Yazımın başına dönmem gerekiyordu, yazacağım komutanlar Bülent ve bizler için ne tezgahlar kurmuşlardı, şimdi kendi aralarında savaşa tutuşmuşlar, biz de onların savaşlarının içinde demokrasi arıyorduk cımbızla. Elimdeki cımbızın çok küçük olması gerekiyordu, çünkü bir kaş cımbızıyla bile demokrasi aradığımda pislikler geliyordu ucundan cımbızın. Bülent'e uyguladıkları "Filistin Askısı"nı ayırdım kenara, düzelmişti yürüyüşü ve hâlâ tepedeydi, "Güle güle Bülent, anılarınla güle güle" dedim slogan bile atamadığım sesimle...

İki gündür kafamda yazıyı planlamıştım, Özel Kuvvetler Komutanı Zekai Aksakallı istifa etmişti, bunca Kürt öldürtmek işe yaramamıştı, darbeyi önlemek için general Semih Terzi'yi başçavuş Ömer Halisdemir'e de öldürtmesi de işe yaramamıştı, son YAŞ toplantısında alınan kararlarla görevinden alınmış ve astı olan bir general o göreve getirilmiş, kendisi, onlara göre pasif bir göreve atanmıştı.

Özel Kuvvetler Komutanlığı esasında halk arasında "Derin Devlet" dediğimiz işleyişin resmi adı. Bunun daha da Türkçesi Özel Harp Dairesi, yani Kontrgerilla'nın askeri kanadı. Geçmiş komutanlarından Sabri Yirmibeşoğlu ve Kemal Yamak bizim kuşak tarafından iyi bilinir. 12 Eylül darbesinin oluşmasında oldukça çabaları vardır. Kenan Evren anılarında marifetmiş gibi anlatır bunları. Son dönemlerdeki en meşhur komutanlardan birisi de Engin Alan'dır. Bildiğiniz gibi Engin Alan da Ergenekon ve Balyoz davalarından hapse girip, hapisteyken MHP milletvekili seçilmişti. Özel Kuvvetler Komutan'larının emekliliklerine baktığımızda ilginç bir yapı ortaya çıkıyor, hemen hemen hiçbiri normal emekli olamıyor. Çoğunun emekliliğinde bir "HARCANMA" var gibi...

Biliyorsunuz, ben son 2 aydır darbe girişimi ve sonrası yapılan darbeyle ilgili çok yazı yazdım. Hatta ihraç edilen bir komutanla da TV'de konuştum. Esasında daha sonra 2 komutanla daha çekim yaptım ama henüz yayınlanmadı. Bunun nedeni çok açık, karşı taraftan da konuşacak birilerini bulmadan bunları şimdilik yayınlamayı düşünmüyoruz. Çünkü ne bu kişilerin, ne de TV olarak bizin haksız yere suçlanmasına izin vermeyi düşünmüyoruz.

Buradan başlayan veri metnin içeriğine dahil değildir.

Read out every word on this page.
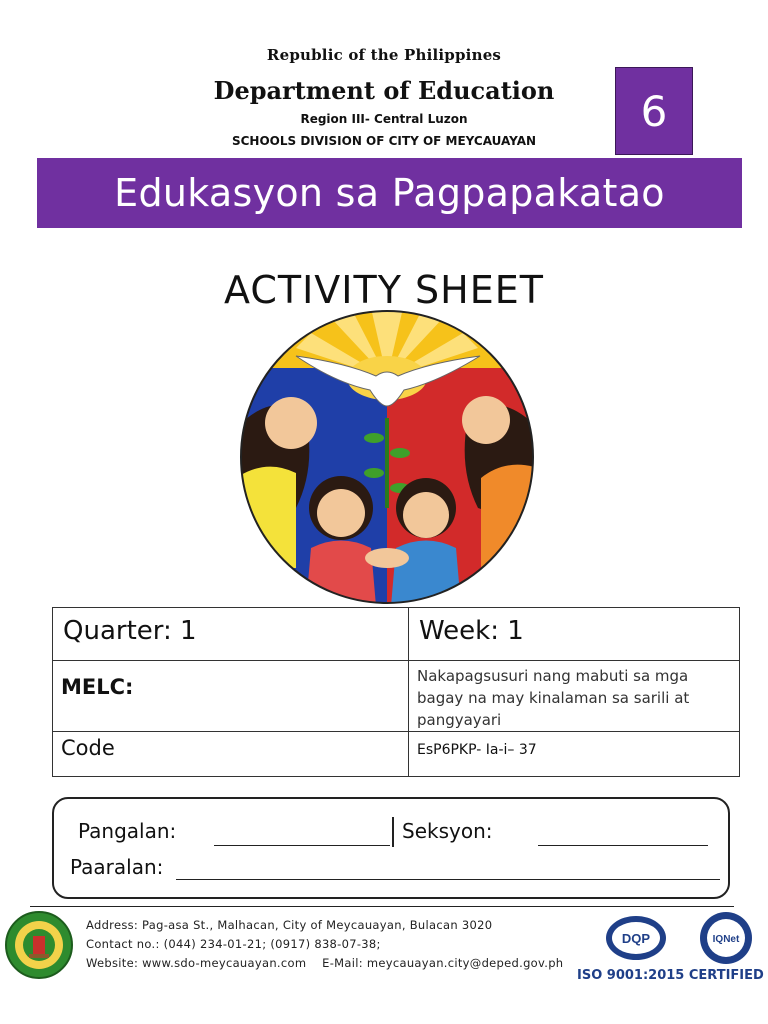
Republic of the Philippines
Department of Education
Region III- Central Luzon
SCHOOLS DIVISION OF CITY OF MEYCAUAYAN
6
Edukasyon sa Pagpapakatao
ACTIVITY SHEET
Quarter: 1	Week: 1

MELC:	Nakapagsusuri nang mabuti sa mga bagay na may kinalaman sa sarili at pangyayari

Code	EsP6PKP- Ia-i– 37
Pangalan:	Seksyon:
Paaralan:
Address: Pag-asa St., Malhacan, City of Meycauayan, Bulacan 3020
Contact no.: (044) 234-01-21; (0917) 838-07-38;
Website: www.sdo-meycauayan.com E-Mail: meycauayan.city@deped.gov.ph
DQP	IQNet
ISO 9001:2015 CERTIFIED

İlk konuştuğum komutanın TV'de yaptığı bir açıklama benim hep başlangıç noktam oldu. Ben kendisine bir asker olarak bu darbe girişiminin önleme olanağının olup olmadığını sordum. Bana "Bu çok nettir, ister küçük birlik olsun, ister büyük ya da ordunun tamamı, böyle bir girişim ya da saldırı duyurusu geldiğinde o birliğin komutanı ya da genel kurmay başkanı yazılı bir bildiri yayınlar ve bu bildiri en küçük birime kadar gider ve uyulmak zorundadır. Oysa genel kurmay başkanı böyle bir bildiri yayınlamadığı gibi kara kuvvetleri komutanı hariç, diğer komutanlarla bile ilişkiye geçmiyor." dedi. Daha sonra konuştuğum komutanlar da bana aynı şeyi söylemişti.

Peki, darbe girişimi gecesiyle ilgili ifadesinde Zekai Aksakallı ifadesinde ne diyor. İfadeden bir bölüm: "TSK'da kriz ve olağanüstü durumlarda ilk haber alınır alınmaz 'personel kışlayı terk etmesin' emri verilir. Birlik komutanları kışlalarında mesaiye devam edilir. Her zaman uygulanan bu temel ve basit kural 15 Temmuz 2016'da ilk haber alındığı zaman uygulanmamıştır. Uygulansaydı darbe girişimi baştan açığa çıkardı."

Aksakallı'nın bu ifadesiyle, geçen yıl Aksakallı ve komutanları tarafından ihraç edilen komutanların ifadesi tıpatıp aynı. O zaman ortada fazla soru kalmıyor sorulacak. 2 gündür Aksakallı'yı genel kurmay başkanı Hulusi Akar'ın istemediği, o yüzden bu terfi karmaşıklığının yaşandığı yazılıyor. Oysa darbeden 34 gün sonra Fatih Altaylı'nın Doğu Perinçek ile yaptığı TEKETEK programına baktığımızda durum hiç de öyle gözükmüyor. Perinçek, askeri personel başkanlığı rahatlığında "Eski personel başkanı partili arkadaşımızla liste yaptık ve hepsini temizlettik. Hemen hemen % 95'ini temizledik..." diyebiliyor. Bu söyleşiyi geçenlerde yine yazmıştım ama soruşturma açıldığını sanmıyorum.

Konuştuğum komutanlardan birisi bana askeriyede kimler tasfiye edildi ya da kimler kaldı diye sorduğumda "Şu an askeriyede Ergenekon ekibinden kalan Doğu Perinçek yanlılarıyla, SADAT'ın başındaki, askeriyeden atılmış Tuğgeneral Adnan Tanrıverdi'nin taraftarları var. Biliyorsunuz Tanrıverdi Erdoğan'ın başdanışmanlarından birisi. Askeri okullara girecek çocukların seçimini de o yapıyor. Adnan Tanrıverdi aynı zamanda eski Özel Harpçi'dir." dedi.

İş bu noktaya geldiğinde ben hâlâ genel kurmay başkanı Hulusi Akar'ın cumhurbaşkanı Erdoğan'a değil, SADAT kurucusu ve başdanışman Adnan Tanrıverdi'ye bağlı olduğuna inanıyorum. Askeriyedeki terfiler bana göre Tanrıverdi'ye ait. Gelişmeler bunu gösteriyor.